We propose to build an extensible prototype system with two interconnected parts:

1) a LISP-encoded, case-based reasoning system for computer-assisted explorations of several dozen past conflict cases, pointing toward syntheses of action recommendations for newer, emerging or hypothetical target situations; and

2) a Notebook hypertext information base containing larger textual and encoded information bases of potentially relevant past experience, as available from disclosable data bases, and on-line Internet information sites.

The interface connecting the two systems would allow selective transfer of new cases from the hypertext information component into the AI case-based reasoning subsystem for more intensive exploration purposes, although new codification of such information might be required.

The prototype will address many challenging problems that are currently on the cutting edge of AI and hypertext systems research, including reasoning from multiple cases, learning and discovery, integrating subcases, exploring alternative historical trajectories, and the reorganization of case histories.

We expect to have a demonstrable prototype by the end of the first year.

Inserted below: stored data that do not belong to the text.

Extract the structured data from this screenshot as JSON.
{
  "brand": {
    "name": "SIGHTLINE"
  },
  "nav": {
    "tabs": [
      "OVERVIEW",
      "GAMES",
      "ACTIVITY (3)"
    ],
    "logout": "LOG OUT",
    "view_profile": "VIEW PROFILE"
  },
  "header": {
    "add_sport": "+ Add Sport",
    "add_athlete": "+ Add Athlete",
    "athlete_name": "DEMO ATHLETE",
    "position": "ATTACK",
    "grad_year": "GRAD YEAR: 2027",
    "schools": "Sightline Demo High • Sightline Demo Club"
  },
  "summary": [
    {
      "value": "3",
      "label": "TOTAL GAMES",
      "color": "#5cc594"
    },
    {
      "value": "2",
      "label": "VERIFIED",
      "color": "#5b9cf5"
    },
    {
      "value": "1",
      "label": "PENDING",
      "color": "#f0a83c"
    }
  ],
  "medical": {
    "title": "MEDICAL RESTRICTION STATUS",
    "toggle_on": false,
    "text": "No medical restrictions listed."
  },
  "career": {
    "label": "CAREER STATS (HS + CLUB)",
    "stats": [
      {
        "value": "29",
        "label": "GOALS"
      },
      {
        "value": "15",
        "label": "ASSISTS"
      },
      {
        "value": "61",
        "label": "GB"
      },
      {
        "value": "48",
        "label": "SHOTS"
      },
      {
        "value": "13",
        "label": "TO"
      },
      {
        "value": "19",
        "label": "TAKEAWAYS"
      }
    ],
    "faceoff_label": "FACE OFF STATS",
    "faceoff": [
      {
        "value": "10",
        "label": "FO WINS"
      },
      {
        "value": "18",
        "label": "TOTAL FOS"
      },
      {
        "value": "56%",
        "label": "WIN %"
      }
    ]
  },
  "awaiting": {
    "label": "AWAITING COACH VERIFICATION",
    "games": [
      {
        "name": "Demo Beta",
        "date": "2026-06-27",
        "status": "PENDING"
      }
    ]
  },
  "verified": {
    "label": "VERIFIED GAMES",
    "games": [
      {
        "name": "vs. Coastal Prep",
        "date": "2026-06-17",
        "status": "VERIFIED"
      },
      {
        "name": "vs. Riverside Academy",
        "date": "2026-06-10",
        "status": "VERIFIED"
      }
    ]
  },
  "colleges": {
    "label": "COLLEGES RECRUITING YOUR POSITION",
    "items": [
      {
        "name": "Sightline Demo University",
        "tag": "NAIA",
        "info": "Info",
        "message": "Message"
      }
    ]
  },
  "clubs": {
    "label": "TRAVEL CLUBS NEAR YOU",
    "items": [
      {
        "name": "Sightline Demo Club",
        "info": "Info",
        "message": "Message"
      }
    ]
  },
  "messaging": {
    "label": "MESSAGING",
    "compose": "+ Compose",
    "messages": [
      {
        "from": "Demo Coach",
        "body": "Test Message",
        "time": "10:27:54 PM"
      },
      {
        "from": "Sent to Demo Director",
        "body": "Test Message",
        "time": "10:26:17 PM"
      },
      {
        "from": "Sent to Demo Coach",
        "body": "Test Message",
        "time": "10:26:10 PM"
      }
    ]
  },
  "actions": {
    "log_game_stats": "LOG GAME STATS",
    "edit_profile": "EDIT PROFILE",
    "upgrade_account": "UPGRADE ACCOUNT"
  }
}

In the second year of the project, more progress would be made in developing and coding new cases for use in the system, for developing software for codifying and recodifying cases within conceptual categories found to be more analytically discriminating, and in improving both the hypertext information component of the integrated system and the AI subsystem as well. Specific use of the "comparative case studies in conflict prevention" being developed by CEWS with support from the Carnegie Corporation is expected to be an important part of this effort. Documentation for use of the integrated system would also be developed.

A series of seminars would be scheduled in the fall for bringing to USC specialists in conflict management and prevention research, as well as case-based information systems development. They would be given demonstrations of the PARIS system, and be asked to advise its developers as to how it might be improved. An effort in the spring and summer of the second year would be made to develop, on a non-profit basis, a version of the intended system which could be distributed to research centers, inter-governmental and non-governmental organizations for their use and further exploration. Subsequent development of a scaled down, commercially marketed, classroom or "model UN" version will also then be explored.

Our effort intends to build on the recent acceptance of the use of advanced computer and communication technologies by international organizations in the conflict resolution area. We feel the inter-disciplinary competencies we bring to this study will produce a significant and useful technological product in this urgent area of concern to the international community.